Methods: DGA was explained to 299 surveyed subjects (mother or father), and then the questionnaires were filled in. Parental acceptance rate were determined by a 100mm visual analogue scale (VAS). At the left end of the line appeared the words "completely acceptable" (0mm); at the right end of the line appeared the words "completely unacceptable" (100mm). Each parent placed a mark on the horizontal line at a point corresponding to their personal acceptance rating of the DGA technique. The acceptance rating of DGA was determined by measuring the distance on VAS line from the left end to the marked point by the subject. SPSS13.0 software was used for statistical analysis.

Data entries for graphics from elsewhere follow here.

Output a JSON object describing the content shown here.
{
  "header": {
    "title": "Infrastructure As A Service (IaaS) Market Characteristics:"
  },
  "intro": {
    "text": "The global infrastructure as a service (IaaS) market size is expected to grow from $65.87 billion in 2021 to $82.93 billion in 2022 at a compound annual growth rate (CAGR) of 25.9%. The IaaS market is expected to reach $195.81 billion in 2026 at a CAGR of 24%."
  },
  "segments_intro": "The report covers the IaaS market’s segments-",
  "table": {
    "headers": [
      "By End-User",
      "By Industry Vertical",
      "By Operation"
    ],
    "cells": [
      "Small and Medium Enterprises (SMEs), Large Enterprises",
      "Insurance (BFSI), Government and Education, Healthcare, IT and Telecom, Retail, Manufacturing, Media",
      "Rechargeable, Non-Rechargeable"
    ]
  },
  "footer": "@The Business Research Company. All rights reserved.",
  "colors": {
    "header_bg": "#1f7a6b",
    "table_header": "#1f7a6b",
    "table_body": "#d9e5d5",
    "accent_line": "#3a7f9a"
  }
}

Results: Spearman correlation analysis demonstrated that there were no correlation between the DGA acceptance rate and the age of child, the age of the parents, educational level, and the frequency of dental visit for the child. For the surveyed mother, acceptance rate of DGA was positively related with the monthly income (r=0.21,P<0.05) and was negatively related with the evaluated score of child cooperation degree( r=-0.137,P<0.05).
Conclusions: There was no correlation between the DGA acceptance rate and the age of child, age of parents, educational level and frequency of dental visit for the child. There were different considerations for mother and father when choosing DGA. The major influence factors for mother to accept DGA was the income level and the status of children's cooperation. Adequate explanation of DGA to both father and mother should be emphasized. Family income may be the most important factor for the lower acceptance rate of DGA at the present.